George Cukor was a great director, but not of suspense films. The 1940 UK adaptation has a meagre budget but is more exciting. Still, Gaslight is a handsome production with beautiful set décor and an unforgettable film debut for the 17 year old Angela Lansbury as a rather mercenary maid. Plus the luminous star power of the exquisite Ingrid Bergman.
This is the kind of romantic supernatural fantasy which was popular just after WWII. It's set at the start of the twentieth century in England, Hollywood. Gene Tierney is a recent widow, and moves to a picturesque seaside town in order to find herself and escape her oppressive in-laws. There, Mrs. Muir meets the ghost of a sea captain (Rex Harrison) who narrates to her a best selling tale of the oceans.
Maybe in the years after the war, it was likely there would be an audience for a story about a bereaved woman who falls in love with a man who (probably) only exists in her thoughts. And about a widow who must find the strength to go on alone. There are many interesting themes on the subjects of loss, and also the creative process.
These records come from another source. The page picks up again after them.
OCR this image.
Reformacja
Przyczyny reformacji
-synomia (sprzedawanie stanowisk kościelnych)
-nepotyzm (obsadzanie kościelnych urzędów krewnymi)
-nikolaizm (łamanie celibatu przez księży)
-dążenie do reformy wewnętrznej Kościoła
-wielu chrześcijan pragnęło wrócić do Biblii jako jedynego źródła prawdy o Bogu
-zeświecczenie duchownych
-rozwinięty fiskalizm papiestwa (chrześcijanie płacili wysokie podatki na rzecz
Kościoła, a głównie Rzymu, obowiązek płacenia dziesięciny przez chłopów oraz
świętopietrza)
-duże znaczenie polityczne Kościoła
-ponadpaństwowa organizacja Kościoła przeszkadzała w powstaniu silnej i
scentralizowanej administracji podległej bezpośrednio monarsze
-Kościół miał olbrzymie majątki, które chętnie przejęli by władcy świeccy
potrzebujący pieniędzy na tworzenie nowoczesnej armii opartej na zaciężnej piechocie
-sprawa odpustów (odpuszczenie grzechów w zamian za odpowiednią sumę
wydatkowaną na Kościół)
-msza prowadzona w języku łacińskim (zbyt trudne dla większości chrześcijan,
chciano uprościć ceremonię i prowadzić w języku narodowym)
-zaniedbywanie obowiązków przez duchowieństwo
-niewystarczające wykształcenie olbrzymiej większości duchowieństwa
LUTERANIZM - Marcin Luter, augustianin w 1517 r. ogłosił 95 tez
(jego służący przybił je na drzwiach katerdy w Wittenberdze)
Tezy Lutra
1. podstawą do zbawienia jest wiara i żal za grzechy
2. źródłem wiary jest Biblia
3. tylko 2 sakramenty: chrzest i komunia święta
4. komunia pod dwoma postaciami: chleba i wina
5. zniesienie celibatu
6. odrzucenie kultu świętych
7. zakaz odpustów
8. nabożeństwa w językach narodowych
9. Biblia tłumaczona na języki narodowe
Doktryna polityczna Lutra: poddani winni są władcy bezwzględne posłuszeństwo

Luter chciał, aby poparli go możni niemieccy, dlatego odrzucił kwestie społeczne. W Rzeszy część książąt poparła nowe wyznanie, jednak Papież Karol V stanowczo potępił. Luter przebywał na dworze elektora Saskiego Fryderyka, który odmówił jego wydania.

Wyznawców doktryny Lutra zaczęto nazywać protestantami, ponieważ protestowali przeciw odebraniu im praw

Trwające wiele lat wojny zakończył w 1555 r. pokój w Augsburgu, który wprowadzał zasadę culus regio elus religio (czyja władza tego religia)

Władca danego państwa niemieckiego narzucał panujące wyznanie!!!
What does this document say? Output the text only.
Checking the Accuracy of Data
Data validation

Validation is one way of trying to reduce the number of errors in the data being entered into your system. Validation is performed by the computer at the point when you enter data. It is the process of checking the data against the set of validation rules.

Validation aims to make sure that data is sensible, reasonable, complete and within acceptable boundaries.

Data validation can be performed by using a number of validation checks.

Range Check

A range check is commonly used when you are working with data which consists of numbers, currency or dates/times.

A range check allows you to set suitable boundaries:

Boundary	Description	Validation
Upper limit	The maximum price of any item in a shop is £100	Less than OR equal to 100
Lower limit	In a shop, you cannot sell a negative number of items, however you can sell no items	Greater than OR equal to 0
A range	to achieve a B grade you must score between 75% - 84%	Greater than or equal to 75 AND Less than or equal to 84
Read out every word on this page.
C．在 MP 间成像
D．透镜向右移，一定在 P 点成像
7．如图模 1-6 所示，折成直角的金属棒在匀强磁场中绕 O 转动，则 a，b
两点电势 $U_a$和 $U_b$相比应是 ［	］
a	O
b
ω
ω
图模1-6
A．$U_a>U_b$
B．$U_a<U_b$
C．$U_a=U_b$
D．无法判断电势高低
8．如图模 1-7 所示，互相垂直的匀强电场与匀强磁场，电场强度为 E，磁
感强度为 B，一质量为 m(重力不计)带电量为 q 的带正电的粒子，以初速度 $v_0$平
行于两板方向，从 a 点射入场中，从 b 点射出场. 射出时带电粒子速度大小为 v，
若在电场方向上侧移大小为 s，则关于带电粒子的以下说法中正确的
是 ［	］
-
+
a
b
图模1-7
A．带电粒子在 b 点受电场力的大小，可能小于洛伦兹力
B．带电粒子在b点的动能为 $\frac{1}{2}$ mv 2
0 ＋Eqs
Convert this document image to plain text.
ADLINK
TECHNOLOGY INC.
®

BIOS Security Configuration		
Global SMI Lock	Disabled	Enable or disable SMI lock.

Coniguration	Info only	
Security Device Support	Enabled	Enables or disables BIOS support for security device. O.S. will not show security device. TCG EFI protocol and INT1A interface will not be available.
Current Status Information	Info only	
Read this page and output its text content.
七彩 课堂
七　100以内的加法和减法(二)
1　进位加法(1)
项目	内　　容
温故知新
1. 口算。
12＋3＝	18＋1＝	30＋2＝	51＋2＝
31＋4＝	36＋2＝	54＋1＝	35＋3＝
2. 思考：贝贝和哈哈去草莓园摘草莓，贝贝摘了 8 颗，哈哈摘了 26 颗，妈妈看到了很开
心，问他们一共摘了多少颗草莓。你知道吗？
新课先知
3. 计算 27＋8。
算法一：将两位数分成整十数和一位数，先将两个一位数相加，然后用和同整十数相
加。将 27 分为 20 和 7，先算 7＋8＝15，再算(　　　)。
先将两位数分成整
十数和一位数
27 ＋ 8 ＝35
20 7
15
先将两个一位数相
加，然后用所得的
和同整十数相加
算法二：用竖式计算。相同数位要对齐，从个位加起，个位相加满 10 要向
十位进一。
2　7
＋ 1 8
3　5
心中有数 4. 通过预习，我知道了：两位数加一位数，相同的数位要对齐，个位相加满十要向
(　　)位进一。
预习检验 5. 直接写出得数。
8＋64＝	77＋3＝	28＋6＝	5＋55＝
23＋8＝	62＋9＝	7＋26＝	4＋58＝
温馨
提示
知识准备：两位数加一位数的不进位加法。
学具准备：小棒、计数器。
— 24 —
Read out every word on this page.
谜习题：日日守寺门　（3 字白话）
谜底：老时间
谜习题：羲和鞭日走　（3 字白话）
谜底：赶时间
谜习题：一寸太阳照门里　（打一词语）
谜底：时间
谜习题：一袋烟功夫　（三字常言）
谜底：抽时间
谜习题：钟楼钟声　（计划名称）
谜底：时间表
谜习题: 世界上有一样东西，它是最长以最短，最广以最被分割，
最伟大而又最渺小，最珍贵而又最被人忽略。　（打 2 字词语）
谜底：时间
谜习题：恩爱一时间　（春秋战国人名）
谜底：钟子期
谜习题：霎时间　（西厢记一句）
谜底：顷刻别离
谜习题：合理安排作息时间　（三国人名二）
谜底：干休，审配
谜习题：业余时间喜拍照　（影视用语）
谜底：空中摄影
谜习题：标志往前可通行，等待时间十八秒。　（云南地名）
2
But mostly the film is a charming comedy-romance. Rex Harrison is engaging as the salty, barnacled sea-dog. The beautiful Tierney is extremely sympathetic as a woman searching for a second chance in life, which is sadly unfulfilled. When she seeks to re-engage with the world through George Sanders' decadent rake, she is badly let down.
Joe Mankiewicz creates a rich period atmosphere from his studio sets and the shadowy, expressionist photography. And there's a superb score from Bernard Herrmann. Sure, it's a sentimental tearjerker, but there is intelligence and craft too. The stars are wonderful together; they elevate the whole film and make you care, which makes the magical ending a real heartbreaker.